The series adeptly balances frivolity alongside pain. There's oppression and marginalization, but the focus is on how the characters overcome it by becoming fully who they are.

Flawed and flawless
The series isn't afraid of portraying messy characters, flawed, selfish ones who make mistakes in their quest to find happiness, mirroring real life. However, the chief flaw of "Queer As Folk" is that its lead Brodie is an unlikable narcissistic jerk to the point of grating. While there are hints towards the end that he may have some redeeming qualities, the minor revelations come a bit too late to alter one's initial negative impressions.

Juliette Lewis and Kim Cattrall in 'Queer as Folk'  

The disabled Julian and Marvin, along with the trans/non-binary actors, are the breakout stars of the show, with O'Connell having honed this theme in his landmark Netflix web series "Special." Cattrall (having wisely passed on the abysmal "Sex and the City" HBO Max reboot, "Just Like That," and endures a surprising evolution in her character) and Lewis radiate in diva variations of Showtime's Sharon Gless role as the proud PFLAG-waving mother.

The series has received some criticism for being too entrenched in today's pluralist identity politics, a progressive woke fantasy of representing everyone, which strains credulity. Perhaps that is why we're ambivalent about this series.

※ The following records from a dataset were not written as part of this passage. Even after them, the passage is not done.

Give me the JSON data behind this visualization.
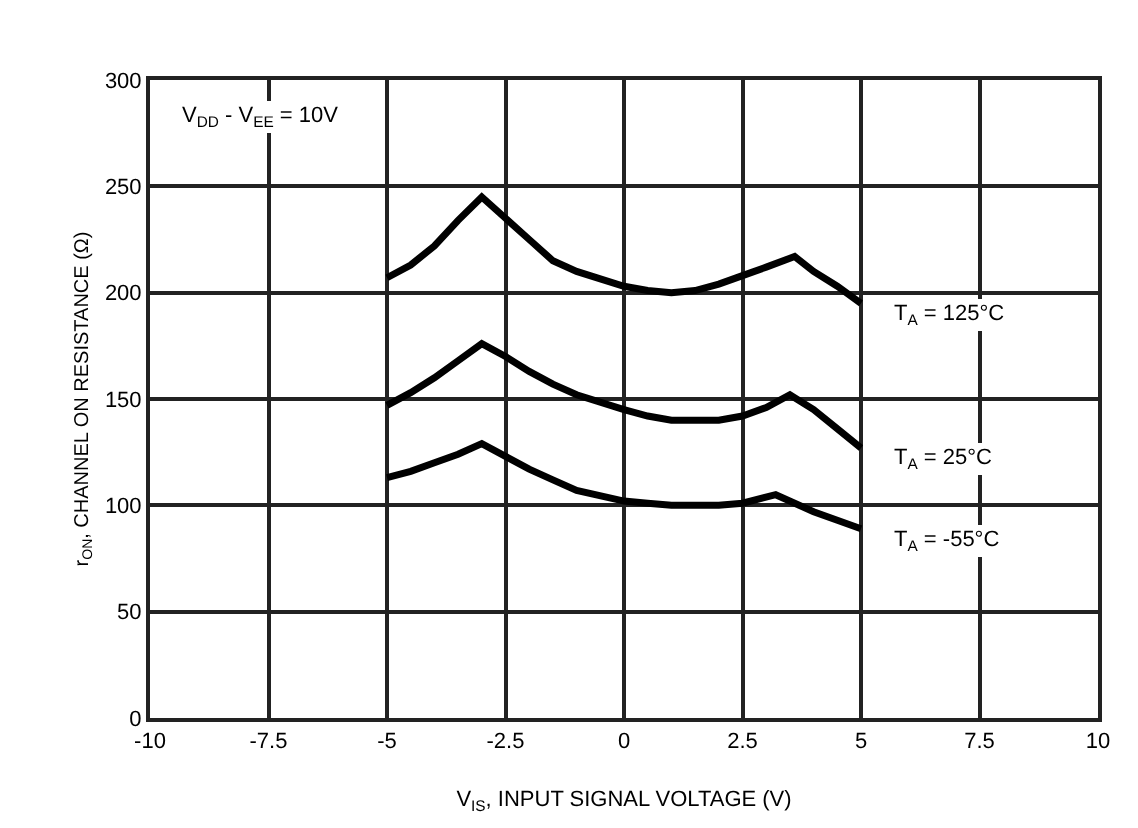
{
  "chart_data": {
    "type": "line",
    "xlabel": "V$_{IS}$, INPUT SIGNAL VOLTAGE (V)",
    "ylabel": "r$_{ON}$, CHANNEL ON RESISTANCE (Ω)",
    "annotations": [
      "V$_{DD}$ - V$_{EE}$ = 10V"
    ],
    "series": [
      {
        "name": "T$_{A}$ = 125°C",
        "color": "#000000",
        "x": [
          -5,
          -4.5,
          -4,
          -3.5,
          -3,
          -2.5,
          -2,
          -1.5,
          -1,
          0,
          0.5,
          1,
          1.5,
          2,
          2.5,
          3,
          3.6,
          4,
          4.5,
          5
        ],
        "values": [
          207,
          213,
          222,
          234,
          245,
          235,
          225,
          215,
          210,
          203,
          201,
          200,
          201,
          204,
          208,
          212,
          217,
          210,
          203,
          195
        ]
      },
      {
        "name": "T$_{A}$ = 25°C",
        "color": "#000000",
        "x": [
          -5,
          -4.5,
          -4,
          -3.5,
          -3,
          -2.5,
          -2,
          -1.5,
          -1,
          0,
          0.5,
          1,
          1.5,
          2,
          2.5,
          3,
          3.5,
          4,
          4.5,
          5
        ],
        "values": [
          147,
          153,
          160,
          168,
          176,
          170,
          163,
          157,
          152,
          145,
          142,
          140,
          140,
          140,
          142,
          146,
          152,
          145,
          136,
          127
        ]
      },
      {
        "name": "T$_{A}$ = -55°C",
        "color": "#000000",
        "x": [
          -5,
          -4.5,
          -4,
          -3.5,
          -3,
          -2.5,
          -2,
          -1.5,
          -1,
          0,
          0.5,
          1,
          1.5,
          2,
          2.5,
          3.2,
          4,
          4.5,
          5
        ],
        "values": [
          113,
          116,
          120,
          124,
          129,
          123,
          117,
          112,
          107,
          102,
          101,
          100,
          100,
          100,
          101,
          105,
          97,
          93,
          89
        ]
      }
    ],
    "xlim": [
      -10,
      10
    ],
    "xticks": [
      -10,
      -7.5,
      -5,
      -2.5,
      0,
      2.5,
      5,
      7.5,
      10
    ],
    "ylim": [
      0,
      300
    ],
    "yticks": [
      0,
      50,
      100,
      150,
      200,
      250,
      300
    ],
    "grid": true,
    "legend": false,
    "marker": "none",
    "line_style": "solid"
  }
}
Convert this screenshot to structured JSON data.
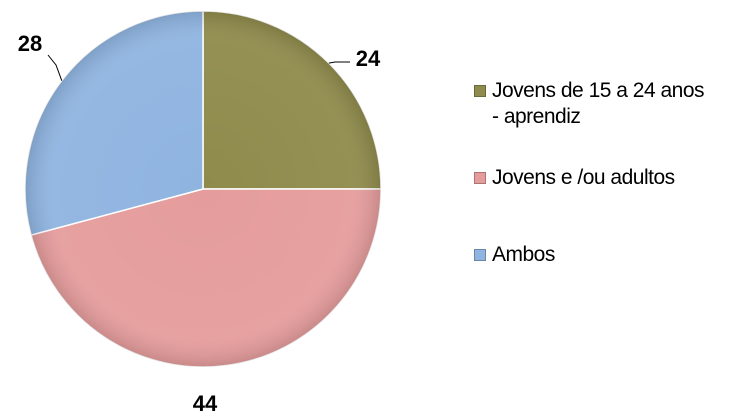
{
  "chart_data": {
    "type": "pie",
    "categories": [
      "Jovens de 15 a 24 anos - aprendiz",
      "Jovens e /ou adultos",
      "Ambos"
    ],
    "values": [
      24,
      44,
      28
    ],
    "colors": [
      "#8f8b4c",
      "#e59c9c",
      "#8fb4e0"
    ],
    "legend": "right"
  }
}
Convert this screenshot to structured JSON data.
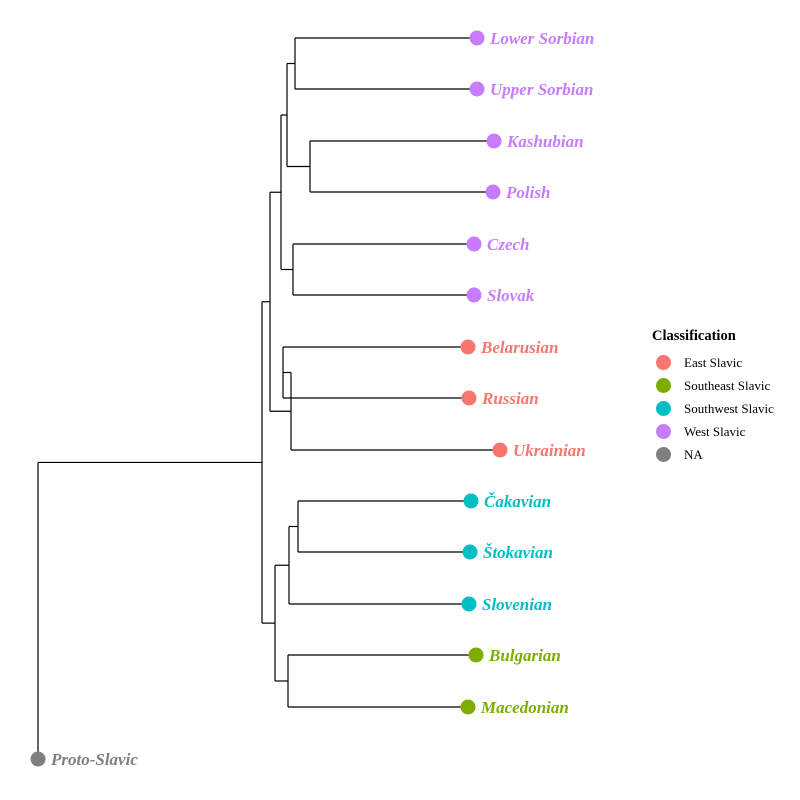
{
  "colors": {
    "East Slavic": "#F8766D",
    "Southeast Slavic": "#7CAE00",
    "Southwest Slavic": "#00BFC4",
    "West Slavic": "#C77CFF",
    "NA": "#7F7F7F"
  },
  "tree": {
    "name": "",
    "children": [
      {
        "name": "Proto-Slavic",
        "group": "NA"
      },
      {
        "name": "",
        "children": [
          {
            "name": "",
            "children": [
              {
                "name": "",
                "children": [
                  {
                    "name": "",
                    "children": [
                      {
                        "name": "",
                        "children": [
                          {
                            "name": "Lower Sorbian",
                            "group": "West Slavic"
                          },
                          {
                            "name": "Upper Sorbian",
                            "group": "West Slavic"
                          }
                        ]
                      },
                      {
                        "name": "",
                        "children": [
                          {
                            "name": "Kashubian",
                            "group": "West Slavic"
                          },
                          {
                            "name": "Polish",
                            "group": "West Slavic"
                          }
                        ]
                      }
                    ]
                  },
                  {
                    "name": "",
                    "children": [
                      {
                        "name": "Czech",
                        "group": "West Slavic"
                      },
                      {
                        "name": "Slovak",
                        "group": "West Slavic"
                      }
                    ]
                  }
                ]
              },
              {
                "name": "",
                "children": [
                  {
                    "name": "",
                    "children": [
                      {
                        "name": "Belarusian",
                        "group": "East Slavic"
                      },
                      {
                        "name": "Russian",
                        "group": "East Slavic"
                      }
                    ]
                  },
                  {
                    "name": "Ukrainian",
                    "group": "East Slavic"
                  }
                ]
              }
            ]
          },
          {
            "name": "",
            "children": [
              {
                "name": "",
                "children": [
                  {
                    "name": "",
                    "children": [
                      {
                        "name": "Čakavian",
                        "group": "Southwest Slavic"
                      },
                      {
                        "name": "Štokavian",
                        "group": "Southwest Slavic"
                      }
                    ]
                  },
                  {
                    "name": "Slovenian",
                    "group": "Southwest Slavic"
                  }
                ]
              },
              {
                "name": "",
                "children": [
                  {
                    "name": "Bulgarian",
                    "group": "Southeast Slavic"
                  },
                  {
                    "name": "Macedonian",
                    "group": "Southeast Slavic"
                  }
                ]
              }
            ]
          }
        ]
      }
    ]
  },
  "legend": {
    "title": "Classification",
    "items": [
      {
        "label": "East Slavic",
        "color": "#F8766D"
      },
      {
        "label": "Southeast Slavic",
        "color": "#7CAE00"
      },
      {
        "label": "Southwest Slavic",
        "color": "#00BFC4"
      },
      {
        "label": "West Slavic",
        "color": "#C77CFF"
      },
      {
        "label": "NA",
        "color": "#7F7F7F"
      }
    ]
  }
}
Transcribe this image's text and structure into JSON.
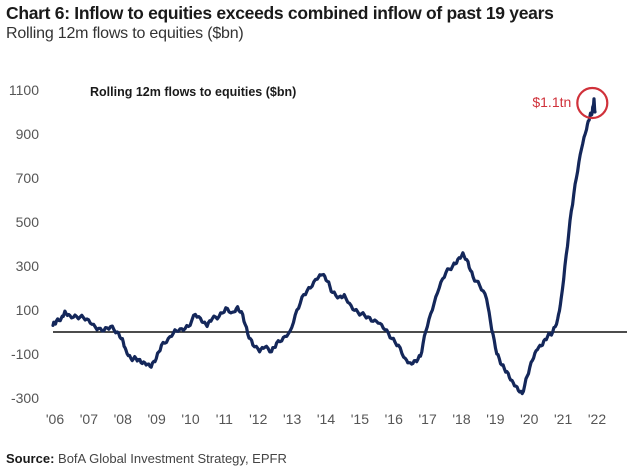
{
  "chart_data": {
    "type": "line",
    "title": "Chart 6: Inflow to equities exceeds combined inflow of past 19 years",
    "subtitle": "Rolling 12m flows to equities ($bn)",
    "inner_label": "Rolling 12m flows to equities ($bn)",
    "source_label": "Source:",
    "source_text": "BofA Global Investment Strategy, EPFR",
    "xlabel": "",
    "ylabel": "",
    "ylim": [
      -300,
      1100
    ],
    "xlim": [
      2006,
      2022.9
    ],
    "yticks": [
      1100,
      900,
      700,
      500,
      300,
      100,
      -100,
      -300
    ],
    "ytick_labels": [
      "1100",
      "900",
      "700",
      "500",
      "300",
      "100",
      "-100",
      "-300"
    ],
    "xticks": [
      2006,
      2007,
      2008,
      2009,
      2010,
      2011,
      2012,
      2013,
      2014,
      2015,
      2016,
      2017,
      2018,
      2019,
      2020,
      2021,
      2022
    ],
    "xtick_labels": [
      "'06",
      "'07",
      "'08",
      "'09",
      "'10",
      "'11",
      "'12",
      "'13",
      "'14",
      "'15",
      "'16",
      "'17",
      "'18",
      "'19",
      "'20",
      "'21",
      "'22"
    ],
    "reference_line": 0,
    "grid": false,
    "legend": "none",
    "line_color": "#14275a",
    "annotation": {
      "text": "$1.1tn",
      "color": "#d0313a",
      "x": 2021.95,
      "y": 1050
    },
    "series": [
      {
        "name": "Rolling 12m flows to equities ($bn)",
        "x": [
          2006.0,
          2006.1,
          2006.25,
          2006.35,
          2006.5,
          2006.7,
          2006.9,
          2007.1,
          2007.3,
          2007.5,
          2007.7,
          2007.9,
          2008.05,
          2008.15,
          2008.3,
          2008.45,
          2008.6,
          2008.75,
          2008.9,
          2009.05,
          2009.2,
          2009.4,
          2009.6,
          2009.8,
          2010.0,
          2010.2,
          2010.4,
          2010.55,
          2010.7,
          2010.9,
          2011.1,
          2011.3,
          2011.45,
          2011.6,
          2011.75,
          2011.9,
          2012.1,
          2012.25,
          2012.45,
          2012.6,
          2012.8,
          2013.0,
          2013.2,
          2013.4,
          2013.6,
          2013.8,
          2013.95,
          2014.1,
          2014.25,
          2014.45,
          2014.6,
          2014.8,
          2015.0,
          2015.2,
          2015.4,
          2015.6,
          2015.8,
          2016.0,
          2016.2,
          2016.4,
          2016.55,
          2016.7,
          2016.85,
          2017.0,
          2017.2,
          2017.4,
          2017.6,
          2017.8,
          2017.95,
          2018.1,
          2018.25,
          2018.4,
          2018.6,
          2018.8,
          2018.95,
          2019.1,
          2019.25,
          2019.4,
          2019.55,
          2019.7,
          2019.85,
          2020.0,
          2020.15,
          2020.3,
          2020.45,
          2020.6,
          2020.75,
          2020.9,
          2021.0,
          2021.15,
          2021.3,
          2021.45,
          2021.6,
          2021.75,
          2021.85,
          2021.92,
          2021.97,
          2022.0
        ],
        "y": [
          30,
          50,
          65,
          95,
          75,
          70,
          65,
          40,
          10,
          5,
          25,
          0,
          -30,
          -80,
          -120,
          -120,
          -140,
          -150,
          -160,
          -120,
          -60,
          -30,
          10,
          15,
          25,
          80,
          45,
          25,
          60,
          70,
          110,
          90,
          115,
          80,
          -10,
          -60,
          -90,
          -70,
          -90,
          -50,
          -25,
          5,
          100,
          170,
          200,
          240,
          260,
          230,
          180,
          160,
          170,
          120,
          90,
          75,
          50,
          40,
          10,
          -30,
          -60,
          -120,
          -140,
          -130,
          -110,
          0,
          100,
          200,
          270,
          300,
          330,
          360,
          320,
          250,
          210,
          150,
          10,
          -100,
          -150,
          -180,
          -220,
          -250,
          -280,
          -200,
          -130,
          -80,
          -60,
          -20,
          0,
          60,
          150,
          350,
          550,
          700,
          830,
          920,
          980,
          1000,
          1060,
          1000
        ]
      }
    ]
  }
}
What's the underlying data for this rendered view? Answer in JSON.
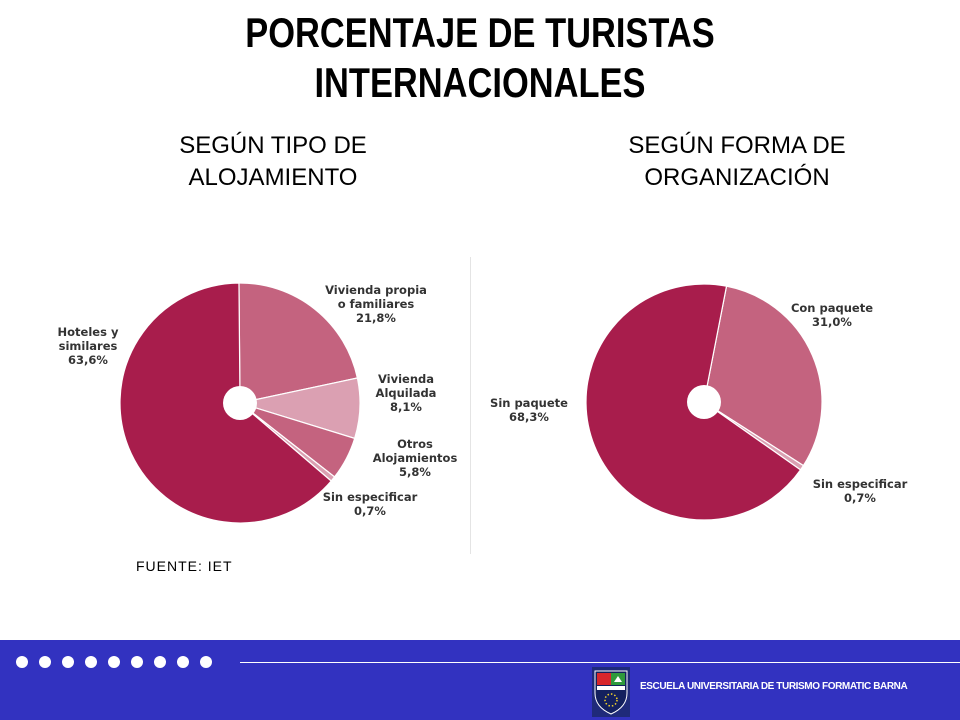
{
  "title": {
    "line1": "PORCENTAJE DE TURISTAS",
    "line2": "INTERNACIONALES"
  },
  "subtitles": {
    "left": {
      "line1": "SEGÚN TIPO DE",
      "line2": "ALOJAMIENTO"
    },
    "right": {
      "line1": "SEGÚN FORMA DE",
      "line2": "ORGANIZACIÓN"
    }
  },
  "source": "FUENTE: IET",
  "footer": {
    "school_name": "ESCUELA UNIVERSITARIA DE TURISMO FORMATIC BARNA"
  },
  "colors": {
    "footer_bg": "#3232c0",
    "slice_dark": "#a81d4c",
    "slice_mid": "#c4637f",
    "slice_light": "#dba0b2"
  },
  "chart_data": [
    {
      "type": "pie",
      "title": "SEGÚN TIPO DE ALOJAMIENTO",
      "slices": [
        {
          "label": [
            "Vivienda propia",
            "o familiares",
            "21,8%"
          ],
          "value": 21.8,
          "color": "#c4637f"
        },
        {
          "label": [
            "Vivienda",
            "Alquilada",
            "8,1%"
          ],
          "value": 8.1,
          "color": "#dba0b2"
        },
        {
          "label": [
            "Otros",
            "Alojamientos",
            "5,8%"
          ],
          "value": 5.8,
          "color": "#c4637f"
        },
        {
          "label": [
            "Sin especificar",
            "0,7%"
          ],
          "value": 0.7,
          "color": "#dba0b2"
        },
        {
          "label": [
            "Hoteles y",
            "similares",
            "63,6%"
          ],
          "value": 63.6,
          "color": "#a81d4c"
        }
      ]
    },
    {
      "type": "pie",
      "title": "SEGÚN FORMA DE ORGANIZACIÓN",
      "slices": [
        {
          "label": [
            "Con paquete",
            "31,0%"
          ],
          "value": 31.0,
          "color": "#c4637f"
        },
        {
          "label": [
            "Sin especificar",
            "0,7%"
          ],
          "value": 0.7,
          "color": "#dba0b2"
        },
        {
          "label": [
            "Sin paquete",
            "68,3%"
          ],
          "value": 68.3,
          "color": "#a81d4c"
        }
      ]
    }
  ]
}
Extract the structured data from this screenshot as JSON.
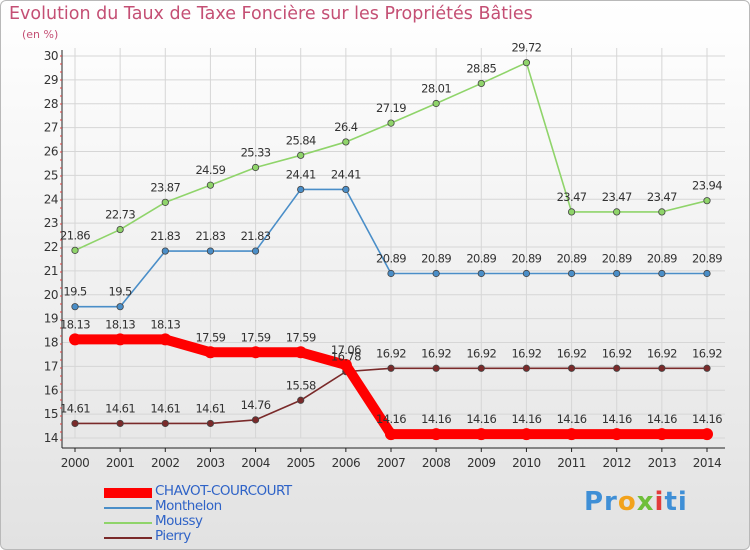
{
  "chart_data": {
    "type": "line",
    "title": "Evolution du Taux de Taxe Foncière sur les Propriétés Bâties",
    "ylabel": "(en %)",
    "xlabel": "",
    "categories": [
      "2000",
      "2001",
      "2002",
      "2003",
      "2004",
      "2005",
      "2006",
      "2007",
      "2008",
      "2009",
      "2010",
      "2011",
      "2012",
      "2013",
      "2014"
    ],
    "ylim": [
      14,
      30
    ],
    "yticks": [
      14,
      15,
      16,
      17,
      18,
      19,
      20,
      21,
      22,
      23,
      24,
      25,
      26,
      27,
      28,
      29,
      30
    ],
    "series": [
      {
        "name": "CHAVOT-COURCOURT",
        "color": "#ff0000",
        "values": [
          18.13,
          18.13,
          18.13,
          17.59,
          17.59,
          17.59,
          17.06,
          14.16,
          14.16,
          14.16,
          14.16,
          14.16,
          14.16,
          14.16,
          14.16
        ],
        "labels": [
          "18.13",
          "18.13",
          "18.13",
          "17.59",
          "17.59",
          "17.59",
          "17.06",
          "14.16",
          "14.16",
          "14.16",
          "14.16",
          "14.16",
          "14.16",
          "14.16",
          "14.16"
        ]
      },
      {
        "name": "Monthelon",
        "color": "#4a8ec8",
        "values": [
          19.5,
          19.5,
          21.83,
          21.83,
          21.83,
          24.41,
          24.41,
          20.89,
          20.89,
          20.89,
          20.89,
          20.89,
          20.89,
          20.89,
          20.89
        ],
        "labels": [
          "19.5",
          "19.5",
          "21.83",
          "21.83",
          "21.83",
          "24.41",
          "24.41",
          "20.89",
          "20.89",
          "20.89",
          "20.89",
          "20.89",
          "20.89",
          "20.89",
          "20.89"
        ]
      },
      {
        "name": "Moussy",
        "color": "#8fd46a",
        "values": [
          21.86,
          22.73,
          23.87,
          24.59,
          25.33,
          25.84,
          26.4,
          27.19,
          28.01,
          28.85,
          29.72,
          23.47,
          23.47,
          23.47,
          23.94
        ],
        "labels": [
          "21.86",
          "22.73",
          "23.87",
          "24.59",
          "25.33",
          "25.84",
          "26.4",
          "27.19",
          "28.01",
          "28.85",
          "29.72",
          "23.47",
          "23.47",
          "23.47",
          "23.94"
        ]
      },
      {
        "name": "Pierry",
        "color": "#7a2a2a",
        "values": [
          14.61,
          14.61,
          14.61,
          14.61,
          14.76,
          15.58,
          16.78,
          16.92,
          16.92,
          16.92,
          16.92,
          16.92,
          16.92,
          16.92,
          16.92
        ],
        "labels": [
          "14.61",
          "14.61",
          "14.61",
          "14.61",
          "14.76",
          "15.58",
          "16.78",
          "16.92",
          "16.92",
          "16.92",
          "16.92",
          "16.92",
          "16.92",
          "16.92",
          "16.92"
        ]
      }
    ],
    "grid": true,
    "legend_position": "bottom-left"
  },
  "branding": {
    "logo_parts": [
      {
        "text": "Pr",
        "color": "#3f8fd6"
      },
      {
        "text": "o",
        "color": "#f2a21b"
      },
      {
        "text": "x",
        "color": "#6fbf3a"
      },
      {
        "text": "i",
        "color": "#e23b3b"
      },
      {
        "text": "ti",
        "color": "#3f8fd6"
      }
    ]
  }
}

Yes, every racial, gender, and sexual orientation box has been checked, but most of the characters, with the exception of the disabled ones, lack emotional warmth and come across as one-dimensional. There is some hope for future development as they aren't afraid to call out each other's selfishness, gripes, and BS. Consequently, we partially identify with them, precisely because they're not perfect role models.

So does "Queer As Folk" deserve this reboot and a second season? We answer with an equivocal yes, provided more character depth is provided, especially relating to Brodie and Mingus. The LGBTQ world is now very different than it was in 2005, primarily with regards to marriage equality, but also a broader awareness of gender and sexual self-identity.

All these changes are reflected in the program's update, giving us a glimpse into what it's like to be young and queer in 2022. What succeeds in "Queer As Folk" is what's fresh and bold, which along with its joyful spirit, makes the series intermittently dynamic, illuminative, and gripping. We just need more audacious story arcs and more complex characters for whom we can root and eventually love.